Cryo-EM structures of an insecticidal Bt toxin reveal its mechanism of action on the membrane

Abstract

Insect pests are a major cause of crop losses worldwide, with an estimated economic cost of $470 billion annually. Biotechnological tools have been introduced to control such insects without the need for chemical pesticides; for instance, the development of transgenic plants harbouring genes encoding insecticidal proteins. The Vip3 (vegetative insecticidal protein 3) family proteins from Bacillus thuringiensis convey toxicity to species within the Lepidoptera, and have wide potential applications in commercial agriculture. Vip3 proteins are proposed to exert their insecticidal activity through pore formation, though to date there is no mechanistic description of how this occurs on the membrane. Here we present cryo-EM structures of a Vip3 family toxin in both inactive and activated forms in conjunction with structural and functional data on toxin-membrane interactions. Together these data demonstrate that activated Vip3Bc1 complex is able to insert into membranes in a highly efficient manner, indicating that receptor binding is the likely driver of Vip3 specificity.

Fig. 1. Structure of Vip3Bc1.

A Quaternary structure of Vip3Bc1 tetramer as shown from two views of the complex related by 90° for the EM density (i, ii) and model (iii, iv). B Model of Vip3Bc1 illustrating domain structure as a monomer. The model shown corresponds to subunit A. Primary trypsin processing site K205 is indicated. Domain structure with respect to the primary sequence can be seen in Supplementary Fig. 4.

Fig. 2. Vip3Bc1^act has a greater propensity to perturb liposome membranes compared with Vip3Bc1.

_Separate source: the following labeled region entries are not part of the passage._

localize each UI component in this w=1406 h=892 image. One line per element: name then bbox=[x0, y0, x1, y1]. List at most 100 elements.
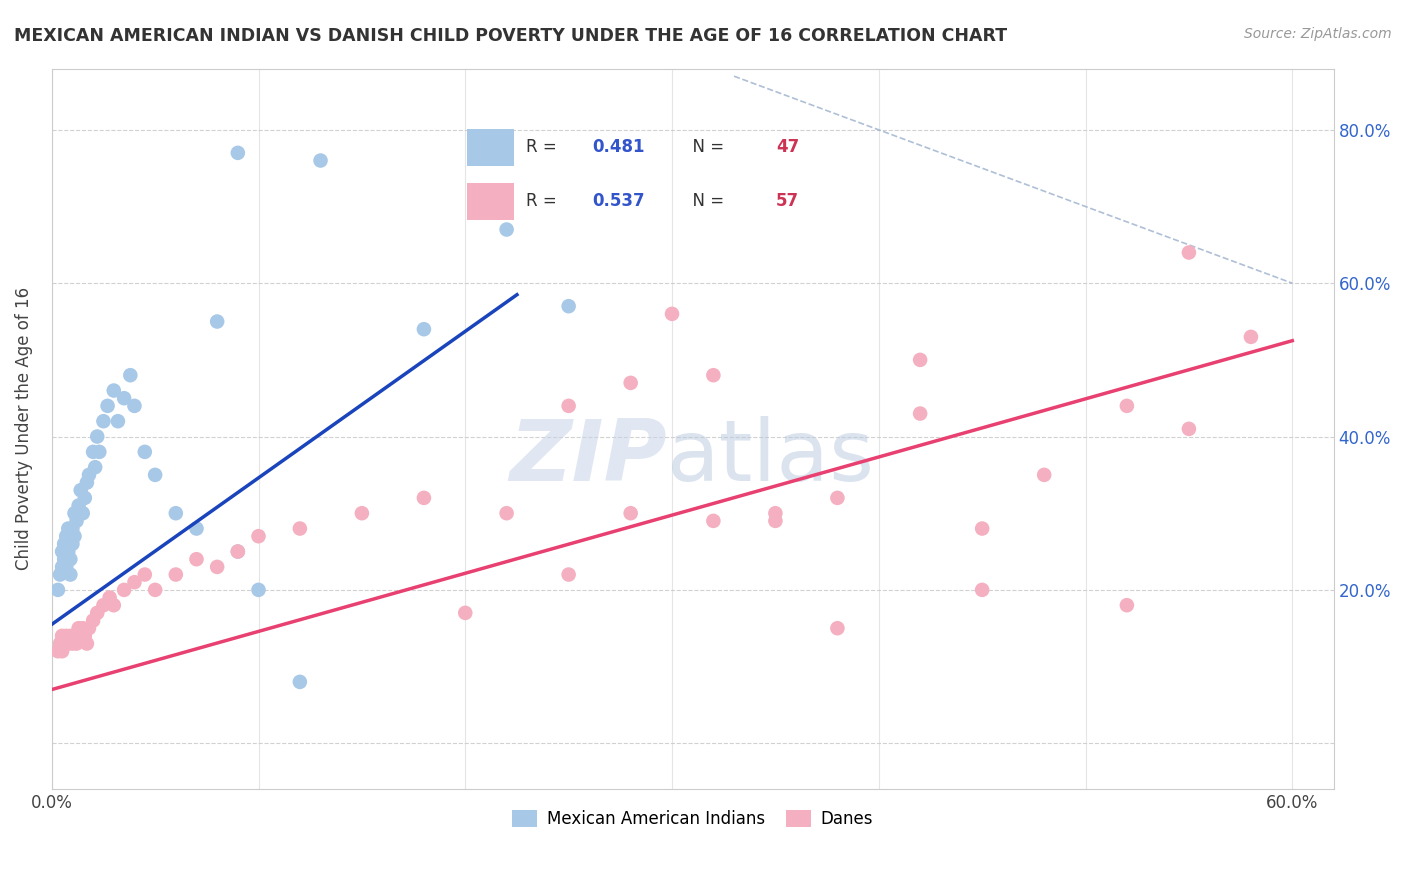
Point bbox=[49, 567, 72, 582]
Text: atlas: atlas bbox=[666, 417, 875, 500]
Point bbox=[186, 522, 208, 536]
Point bbox=[63, 529, 86, 543]
Point bbox=[69, 629, 91, 643]
Point bbox=[76, 475, 98, 490]
Point bbox=[1178, 245, 1201, 260]
Point bbox=[134, 567, 156, 582]
Point bbox=[972, 522, 994, 536]
Point bbox=[413, 491, 436, 505]
Point bbox=[69, 483, 91, 498]
Point bbox=[97, 399, 120, 413]
Point bbox=[226, 145, 249, 160]
Point bbox=[103, 384, 125, 398]
Point bbox=[103, 598, 125, 612]
Point bbox=[620, 376, 643, 390]
Point bbox=[58, 522, 80, 536]
Text: Source: ZipAtlas.com: Source: ZipAtlas.com bbox=[1244, 27, 1392, 41]
Point bbox=[454, 606, 477, 620]
Point bbox=[93, 414, 115, 428]
Point bbox=[827, 621, 849, 635]
Point bbox=[972, 582, 994, 597]
Point bbox=[58, 636, 80, 650]
Point bbox=[72, 621, 94, 635]
Point bbox=[67, 621, 90, 635]
Point bbox=[62, 636, 84, 650]
Point bbox=[702, 368, 724, 383]
Point bbox=[495, 222, 517, 236]
Point bbox=[495, 506, 517, 520]
Point bbox=[107, 414, 129, 428]
Point bbox=[82, 614, 104, 628]
Point bbox=[67, 499, 90, 513]
Point bbox=[1240, 330, 1263, 344]
Point bbox=[62, 522, 84, 536]
Point bbox=[46, 582, 69, 597]
Point bbox=[98, 591, 121, 605]
Point bbox=[84, 460, 107, 475]
Point bbox=[65, 514, 87, 528]
Point bbox=[413, 322, 436, 336]
Point bbox=[763, 514, 786, 528]
Point bbox=[557, 567, 579, 582]
Point bbox=[76, 636, 98, 650]
Point bbox=[49, 636, 72, 650]
Y-axis label: Child Poverty Under the Age of 16: Child Poverty Under the Age of 16 bbox=[15, 287, 32, 570]
Point bbox=[51, 629, 73, 643]
Point bbox=[53, 537, 76, 551]
Point bbox=[112, 391, 135, 405]
Point bbox=[58, 544, 80, 558]
Point bbox=[205, 314, 228, 328]
Point bbox=[908, 352, 931, 367]
Point bbox=[55, 560, 77, 574]
Point bbox=[124, 399, 146, 413]
Point bbox=[165, 567, 187, 582]
Point bbox=[53, 636, 76, 650]
Point bbox=[702, 514, 724, 528]
Point bbox=[134, 445, 156, 459]
Point bbox=[186, 552, 208, 566]
Point bbox=[620, 506, 643, 520]
Point bbox=[51, 544, 73, 558]
Point bbox=[827, 491, 849, 505]
Point bbox=[557, 299, 579, 313]
Point bbox=[46, 644, 69, 658]
Text: ZIP: ZIP bbox=[509, 417, 666, 500]
Point bbox=[309, 153, 332, 168]
Point bbox=[124, 575, 146, 590]
Point bbox=[247, 529, 270, 543]
Point bbox=[63, 506, 86, 520]
Point bbox=[93, 598, 115, 612]
Legend: Mexican American Indians, Danes: Mexican American Indians, Danes bbox=[506, 804, 880, 835]
Point bbox=[73, 629, 96, 643]
Point bbox=[908, 407, 931, 421]
Point bbox=[288, 674, 311, 689]
Point bbox=[63, 629, 86, 643]
Point bbox=[73, 491, 96, 505]
Point bbox=[86, 429, 108, 443]
Point bbox=[77, 467, 100, 482]
Point bbox=[143, 467, 166, 482]
Point bbox=[89, 445, 111, 459]
Point bbox=[51, 644, 73, 658]
Point bbox=[557, 399, 579, 413]
Point bbox=[1115, 399, 1137, 413]
Point bbox=[226, 544, 249, 558]
Point bbox=[247, 582, 270, 597]
Point bbox=[51, 560, 73, 574]
Point bbox=[55, 529, 77, 543]
Point bbox=[86, 606, 108, 620]
Point bbox=[226, 544, 249, 558]
Point bbox=[1178, 422, 1201, 436]
Point bbox=[55, 629, 77, 643]
Point bbox=[82, 445, 104, 459]
Point bbox=[112, 582, 135, 597]
Point bbox=[59, 552, 82, 566]
Point bbox=[120, 368, 142, 383]
Point bbox=[62, 537, 84, 551]
Point bbox=[205, 560, 228, 574]
Point bbox=[59, 629, 82, 643]
Point bbox=[1115, 598, 1137, 612]
Point bbox=[53, 552, 76, 566]
Point bbox=[59, 567, 82, 582]
Point bbox=[143, 582, 166, 597]
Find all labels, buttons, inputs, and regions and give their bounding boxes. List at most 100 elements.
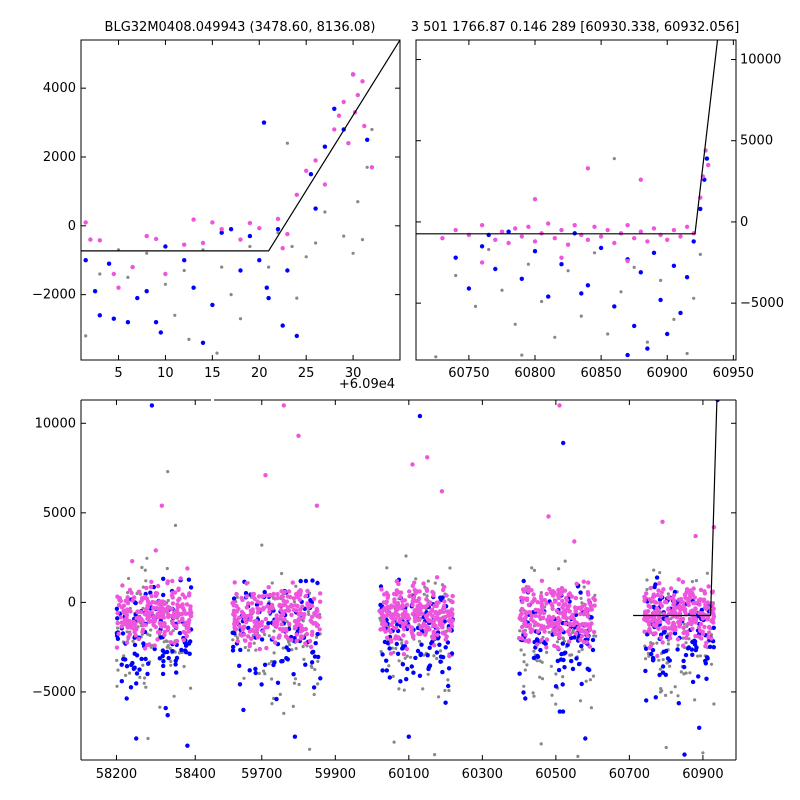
magenta-point (645, 239, 650, 244)
magenta-point (144, 585, 149, 591)
gray-point (315, 635, 319, 639)
gray-point (696, 654, 700, 658)
blue-point (658, 297, 663, 303)
magenta-point (258, 601, 264, 606)
magenta-point (406, 624, 411, 629)
blue-point (275, 227, 281, 232)
magenta-point (421, 581, 426, 586)
magenta-point (552, 643, 557, 648)
blue-point (698, 206, 703, 212)
blue-point (179, 647, 184, 653)
magenta-point (410, 634, 416, 640)
magenta-point (581, 579, 586, 584)
magenta-point (539, 578, 545, 583)
gray-point (141, 663, 145, 667)
blue-point (262, 662, 268, 667)
magenta-point (402, 598, 407, 603)
magenta-point (147, 642, 152, 647)
gray-point (435, 656, 439, 661)
magenta-point (704, 640, 709, 645)
blue-point (704, 676, 709, 681)
magenta-point (706, 615, 711, 620)
magenta-point (310, 629, 315, 635)
magenta-point (142, 612, 148, 617)
plot-area (416, 40, 719, 359)
magenta-point (83, 220, 88, 225)
magenta-point (681, 600, 686, 605)
magenta-point (132, 627, 137, 632)
x-tick-label: 60850 (580, 366, 621, 381)
blue-point (413, 655, 418, 661)
magenta-point (479, 223, 485, 228)
gray-point (402, 688, 406, 692)
gray-point (262, 669, 266, 673)
blue-point (437, 642, 442, 647)
magenta-point (589, 621, 594, 626)
blue-point (560, 682, 565, 687)
blue-point (405, 666, 410, 672)
blue-point (318, 676, 323, 681)
magenta-point (541, 610, 547, 616)
gray-point (128, 671, 132, 675)
blue-point (589, 615, 594, 620)
magenta-point (116, 285, 121, 290)
gray-point (684, 671, 688, 675)
blue-point (440, 655, 446, 660)
magenta-point (162, 632, 167, 638)
magenta-point (346, 141, 351, 146)
magenta-point (130, 264, 135, 270)
magenta-point (153, 548, 158, 553)
magenta-point (303, 593, 309, 599)
gray-point (582, 585, 586, 589)
magenta-point (693, 606, 698, 611)
magenta-point (423, 632, 428, 637)
gray-point (187, 337, 191, 341)
magenta-point (683, 595, 688, 600)
blue-point (253, 666, 258, 672)
magenta-point (279, 594, 284, 599)
magenta-point (236, 615, 242, 620)
y-tick-label: 0 (68, 595, 76, 610)
blue-point (182, 258, 187, 263)
magenta-point (289, 604, 294, 609)
magenta-point (517, 616, 522, 621)
magenta-point (136, 636, 141, 642)
blue-point (519, 276, 524, 281)
blue-point (446, 666, 452, 671)
magenta-point (442, 584, 447, 590)
magenta-point (253, 630, 258, 636)
magenta-point (119, 620, 124, 625)
gray-point (138, 675, 142, 680)
magenta-point (396, 613, 401, 618)
magenta-point (165, 579, 171, 584)
blue-point (137, 667, 142, 672)
magenta-point (140, 627, 146, 632)
magenta-point (519, 234, 524, 239)
blue-point (555, 658, 560, 664)
blue-point (266, 295, 271, 301)
blue-point (704, 156, 710, 161)
gray-point (220, 265, 224, 269)
magenta-point (317, 627, 322, 632)
magenta-point (658, 635, 663, 640)
magenta-point (585, 590, 591, 595)
right-zoom-panel: 60750 60800 60850 60900 60950 −5000 0 5000 10000 (415, 39, 784, 381)
magenta-point (567, 603, 572, 608)
magenta-point (186, 629, 192, 634)
magenta-point (179, 617, 185, 623)
blue-point (523, 696, 528, 701)
magenta-point (416, 631, 421, 636)
gray-point (405, 654, 409, 658)
magenta-point (282, 617, 287, 622)
magenta-point (260, 629, 266, 634)
magenta-point (379, 587, 384, 592)
gray-point (254, 648, 258, 652)
gray-point (566, 269, 570, 273)
magenta-point (532, 197, 538, 202)
magenta-point (424, 597, 429, 602)
magenta-point (175, 614, 180, 619)
blue-point (114, 606, 120, 611)
gray-point (421, 687, 425, 691)
magenta-point (571, 616, 577, 622)
magenta-point (565, 242, 571, 247)
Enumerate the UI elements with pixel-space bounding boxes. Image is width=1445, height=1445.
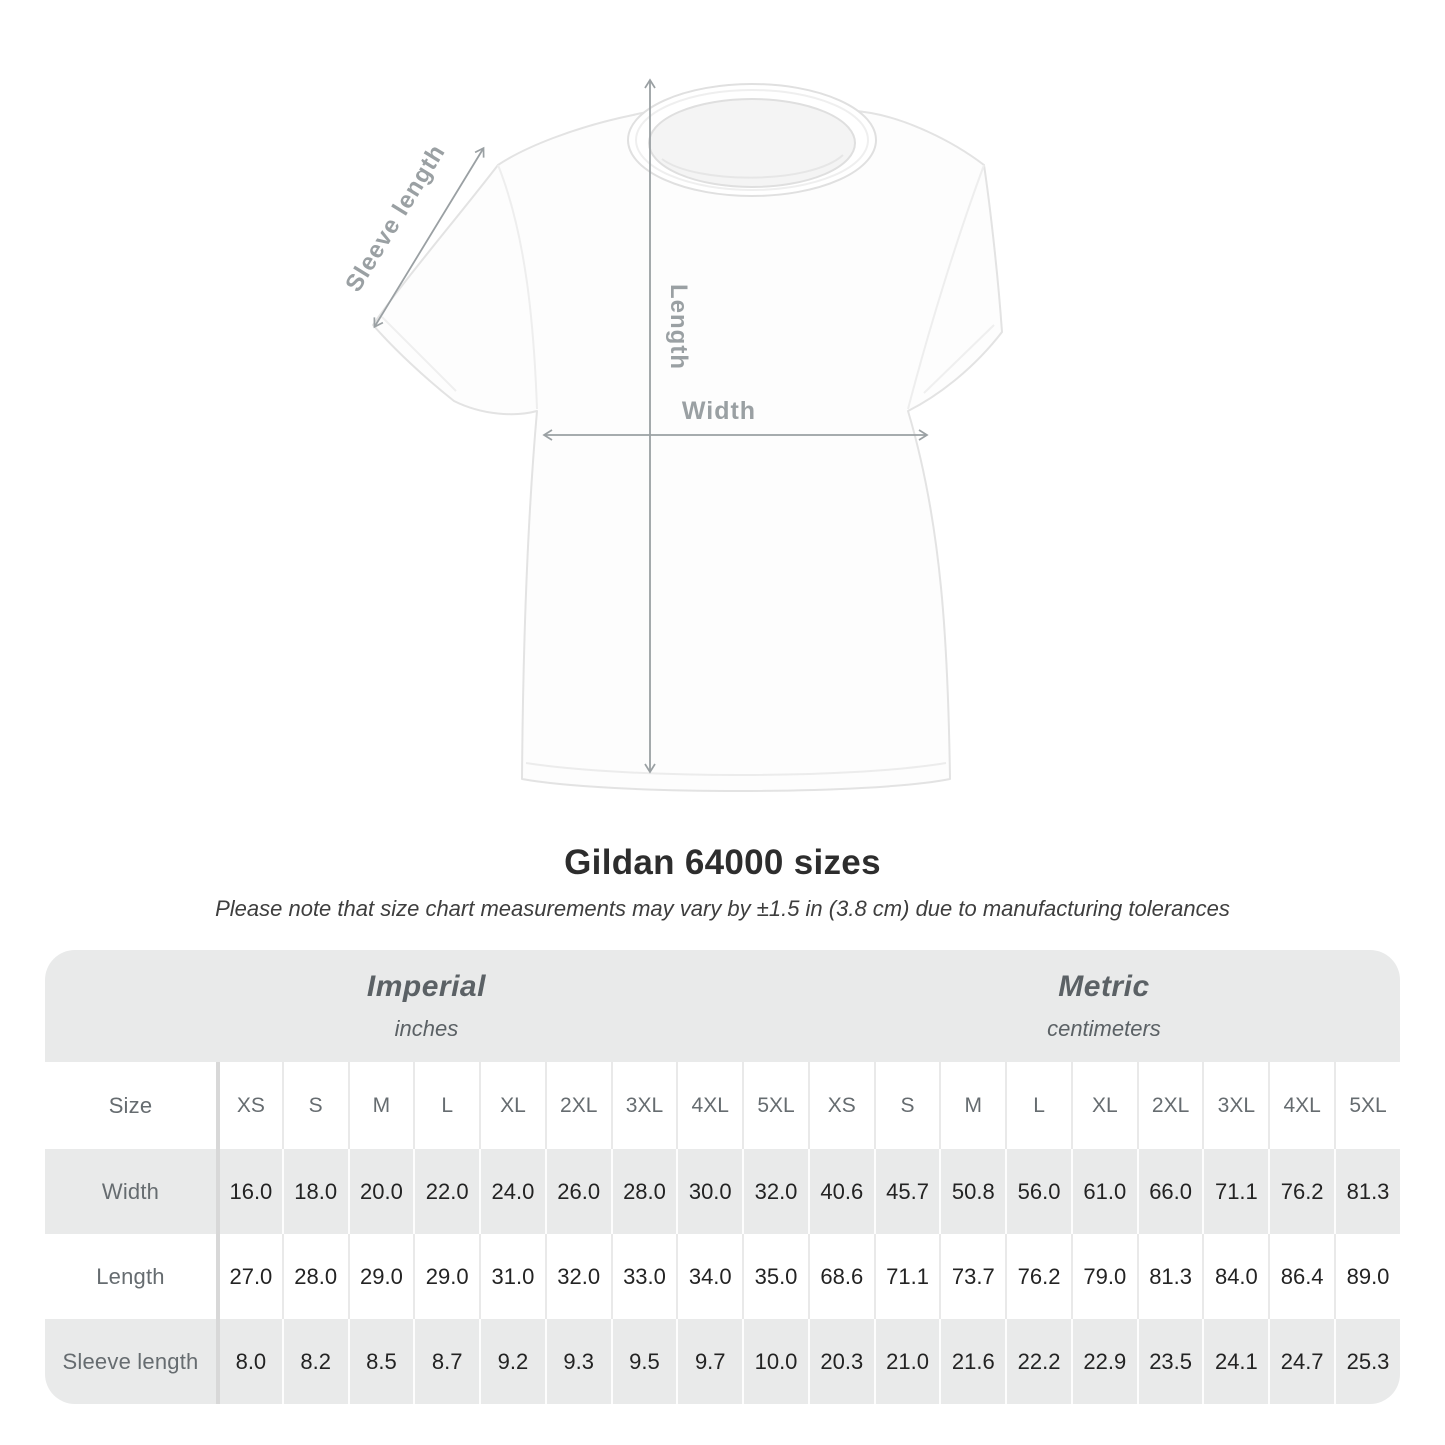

A Digestion of the complex increases activity according to CF dye release from LUVs upon addition of Vip3Bc1^act (red) and Vip3Bc1 (grey). Plotted data represents the mean and the error bars the standard deviation of the measurements from three independent replicates (Full data shown Supplementary Table 3 and 4). B Quaternary structure of Vip3Bc1^act tetramer as shown from two views of the complex related by 90° for the EM density (I, ii) and model (iii, iv). C Model of Vip3Bc1^act asymmetric unit, illustrating domain structure as a monomer. D Vip3Bc1^act tetrameric assembly as shown from the top conformation is consistent with a pore. E Pore structure of Vip3Bc1^act.

Fig. 3. Vip3^act directly visualised on liposome membranes.

Segmented density from cryo-ET shows interaction of Vip3Bc1^act (coloured) with the LUV membrane (white). Images inset show section through the tomogram of the matching particle in segmentation. Full tomogram can be visualised in Supplementary Movie 1. Scale bar 20 nm. B Scaled comparison between segmented density for a single particle in the tomogram, with 5 nm scale bar (i) compared to Vip3Bc1^act model (ii) with an overlay showing the stalk density fits the 4-helix bundle well, and the density which is distal to the membrane is consistent with single particle Vip3Bc1^act model. The helical stalk modelled in Vip3Bc1^act does not account for all of the stalk density observed in the sub-volume.

Fig. 4. Structural homology of Vip3 domains to counterpart 3D-cry domain.

Structural homology of Vip3 domains to counterpart 3D-cry domain. A Vip3Bc1 domain 2 and 3D-Cry domain 1 (Cry1A domain 1, PDB 6DJ4 shown) share a predominantly hydrophobic alpha helix surrounded by other helices in a bundle. B Vip3Bc1 domain 3 and 3D-Cry domain 2 (Cry1A domain 2 PDB 6DJ4) share a beta prism fold with three sides made up of antiparallel beta sheets. C Domains 4 Vip3Bc1 and 3D-Cry domain 3 (Cry1A domain 3, PDB 6DJ4 shown) share a twisted beta-sheet ‘jelly roll’ topology.

Fig. 5. Proposed model of Vip3Bc1 conformational rearrangement upon processing.

Cleavage at K205 liberates helices α1-α4 allowing dissociation of inter-subunit interactions at the tip of the complex (i), the helices of domains 2 that are C-terminal to the cut site (from α5 onwards), remain in essentially their original position stabilising the central interface of the tetramer. The α4 helices form a central helical bundle while the other helices N-terminal to the cut site (α1-3) are able to unfurl and move down between the propeller domains to form a new helical bundle (ii–v), which interacts with the membrane via the ends of the helical bundle (vi).